For Christmas one year the family presented him with an autographed photo of you. I don’t know how we managed to get it. But you should have seen him. He almost turned into a puddle of saltwater just looking at it. I’m sure you have thousands of those photos laying around, but to him it was one in a billion.
The next day, we found your picture hanging in his den, among photos of family members, ancestors, and grandbabies.

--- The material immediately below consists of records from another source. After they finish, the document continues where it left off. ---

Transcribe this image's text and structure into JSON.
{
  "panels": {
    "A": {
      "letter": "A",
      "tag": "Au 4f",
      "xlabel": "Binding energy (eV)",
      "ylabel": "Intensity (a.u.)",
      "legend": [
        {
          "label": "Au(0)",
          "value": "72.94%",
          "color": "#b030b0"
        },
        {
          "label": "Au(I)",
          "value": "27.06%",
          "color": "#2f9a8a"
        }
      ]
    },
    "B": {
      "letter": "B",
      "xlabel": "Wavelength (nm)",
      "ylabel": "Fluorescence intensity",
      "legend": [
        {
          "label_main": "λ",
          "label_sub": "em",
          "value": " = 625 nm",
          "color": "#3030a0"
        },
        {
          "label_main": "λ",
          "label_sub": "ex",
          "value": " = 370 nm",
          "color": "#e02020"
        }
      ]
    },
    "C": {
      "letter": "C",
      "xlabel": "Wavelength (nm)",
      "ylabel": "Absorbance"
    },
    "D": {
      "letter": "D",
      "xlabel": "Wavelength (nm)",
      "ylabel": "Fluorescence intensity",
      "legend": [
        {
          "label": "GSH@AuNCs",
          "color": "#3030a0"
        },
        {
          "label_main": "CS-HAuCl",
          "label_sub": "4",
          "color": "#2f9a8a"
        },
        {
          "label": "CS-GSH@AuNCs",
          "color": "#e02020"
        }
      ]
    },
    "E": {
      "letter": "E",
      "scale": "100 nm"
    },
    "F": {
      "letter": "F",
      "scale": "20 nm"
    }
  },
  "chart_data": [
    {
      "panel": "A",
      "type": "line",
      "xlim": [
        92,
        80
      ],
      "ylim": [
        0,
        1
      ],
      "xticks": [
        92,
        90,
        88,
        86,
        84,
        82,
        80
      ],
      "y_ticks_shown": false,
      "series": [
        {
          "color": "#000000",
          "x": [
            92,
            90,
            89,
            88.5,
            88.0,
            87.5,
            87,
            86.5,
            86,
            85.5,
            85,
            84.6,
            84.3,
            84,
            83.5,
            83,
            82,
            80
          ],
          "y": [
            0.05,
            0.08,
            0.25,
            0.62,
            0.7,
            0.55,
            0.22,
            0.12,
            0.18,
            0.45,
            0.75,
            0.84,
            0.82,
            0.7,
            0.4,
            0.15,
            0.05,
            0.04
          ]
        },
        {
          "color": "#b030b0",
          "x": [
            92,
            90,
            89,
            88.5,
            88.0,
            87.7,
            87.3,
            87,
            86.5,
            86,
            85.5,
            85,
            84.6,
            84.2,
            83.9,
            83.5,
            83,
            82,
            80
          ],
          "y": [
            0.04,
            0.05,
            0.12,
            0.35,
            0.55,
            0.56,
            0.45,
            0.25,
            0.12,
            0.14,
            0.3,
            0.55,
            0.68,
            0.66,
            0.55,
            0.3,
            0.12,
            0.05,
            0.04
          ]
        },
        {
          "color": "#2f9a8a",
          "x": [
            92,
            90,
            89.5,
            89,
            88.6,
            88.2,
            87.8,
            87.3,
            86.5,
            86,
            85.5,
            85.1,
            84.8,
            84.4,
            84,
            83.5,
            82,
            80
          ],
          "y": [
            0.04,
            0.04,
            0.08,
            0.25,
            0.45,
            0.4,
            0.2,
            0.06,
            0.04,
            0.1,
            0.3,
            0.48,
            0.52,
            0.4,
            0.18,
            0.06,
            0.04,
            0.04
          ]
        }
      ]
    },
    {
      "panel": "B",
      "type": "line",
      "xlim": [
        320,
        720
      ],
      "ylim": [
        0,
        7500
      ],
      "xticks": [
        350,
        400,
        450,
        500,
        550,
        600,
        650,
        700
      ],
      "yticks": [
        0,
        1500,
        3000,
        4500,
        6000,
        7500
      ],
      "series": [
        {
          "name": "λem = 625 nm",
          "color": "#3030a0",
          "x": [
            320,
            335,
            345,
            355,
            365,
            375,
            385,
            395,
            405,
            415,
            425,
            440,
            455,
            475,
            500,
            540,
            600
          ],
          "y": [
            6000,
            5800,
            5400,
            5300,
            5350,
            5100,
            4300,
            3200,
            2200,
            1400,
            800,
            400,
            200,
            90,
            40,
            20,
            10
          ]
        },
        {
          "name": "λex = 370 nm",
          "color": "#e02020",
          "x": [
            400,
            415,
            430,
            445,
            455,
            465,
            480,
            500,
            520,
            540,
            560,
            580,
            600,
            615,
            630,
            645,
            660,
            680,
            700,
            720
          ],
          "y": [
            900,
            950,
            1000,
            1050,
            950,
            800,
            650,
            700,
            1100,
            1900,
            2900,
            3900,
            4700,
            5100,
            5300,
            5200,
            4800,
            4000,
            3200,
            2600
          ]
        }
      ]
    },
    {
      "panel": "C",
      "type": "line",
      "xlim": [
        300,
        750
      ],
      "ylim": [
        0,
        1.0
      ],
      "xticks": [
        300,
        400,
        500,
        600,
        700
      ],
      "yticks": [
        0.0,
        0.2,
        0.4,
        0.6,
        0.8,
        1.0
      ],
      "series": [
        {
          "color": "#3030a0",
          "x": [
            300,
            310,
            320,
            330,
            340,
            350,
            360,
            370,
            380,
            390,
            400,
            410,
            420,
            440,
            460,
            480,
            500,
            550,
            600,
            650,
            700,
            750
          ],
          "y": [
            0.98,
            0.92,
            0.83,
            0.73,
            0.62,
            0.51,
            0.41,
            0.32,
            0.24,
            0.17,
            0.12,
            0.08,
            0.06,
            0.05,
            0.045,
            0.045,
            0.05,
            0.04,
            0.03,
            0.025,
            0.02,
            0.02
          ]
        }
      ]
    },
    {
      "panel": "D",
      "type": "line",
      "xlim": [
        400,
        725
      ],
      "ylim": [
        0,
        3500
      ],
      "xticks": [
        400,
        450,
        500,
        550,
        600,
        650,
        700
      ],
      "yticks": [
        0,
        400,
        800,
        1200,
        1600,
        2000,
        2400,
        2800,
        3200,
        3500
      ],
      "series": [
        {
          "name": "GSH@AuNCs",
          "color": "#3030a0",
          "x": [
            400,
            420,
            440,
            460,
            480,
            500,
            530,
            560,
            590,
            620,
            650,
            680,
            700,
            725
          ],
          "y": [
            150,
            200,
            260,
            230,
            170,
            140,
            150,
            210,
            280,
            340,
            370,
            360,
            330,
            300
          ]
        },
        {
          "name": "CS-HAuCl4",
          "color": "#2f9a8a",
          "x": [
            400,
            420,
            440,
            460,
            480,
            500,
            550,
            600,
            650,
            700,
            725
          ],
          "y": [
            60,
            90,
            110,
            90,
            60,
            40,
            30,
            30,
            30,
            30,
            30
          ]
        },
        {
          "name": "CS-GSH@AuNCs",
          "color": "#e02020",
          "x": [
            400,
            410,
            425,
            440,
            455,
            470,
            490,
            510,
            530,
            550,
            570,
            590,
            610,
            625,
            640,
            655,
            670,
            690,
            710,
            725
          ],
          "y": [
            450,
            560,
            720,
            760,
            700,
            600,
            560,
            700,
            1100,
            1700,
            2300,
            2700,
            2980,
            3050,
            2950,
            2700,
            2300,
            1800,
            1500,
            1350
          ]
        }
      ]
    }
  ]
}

Not long before he died we went to visit him in the hospital. He was aged, sick, and his mind was going. He started hollering things like, “Oh, I’m SO worried about Nick!”
“Who are you worried about?” everyone asked.
“Nick!” he’d scream. “I’m worried! Someone pray for Nick!”
At first, we had no idea who the old man was talking about. Then we realized he must have been screaming about you. At which point everyone busted out laughing. Then we cried. Because we knew he didn’t have long after that.
The preacher told that story at his funeral The room was packed with hundreds who wore crimson.
When the preacher explained to everyone that an old man on his deathbed had not been worried about his own end, but was primarily concerned with the well-being of Nicholas Saban Jr., everyone shared a gentle laugh. And a few sniffles.
They buried the old man in his beloved red elephant hat.
Everything was different after that. We started watching Alabama games alone. Week after week, we would sit in relative solitude before a dim TV. His recliner was empty. The room remained quiet. Nobody could scream like he did. Rarely did anyone ever hurl a full moon.
But upon his old desk, we still have your framed photograph. It still reminds us of how happy you made him.
So anyway, you’re probably going to be going through a lot these next weeks. And you’ll likely never see this. But I want you to know we’re thinking about you.
I also wanted you to know how grateful I am. Not just for the games. Not just for your six consecutive National Championship titles, which cement you as one of the most preeminent football coaches in U.S. history. But I wanted to thank you for a small, unassuming eight-by-ten glossy photograph that bears your signature.
Get well, Brother Nick.
And, of course, it goes without saying. Roll Tide.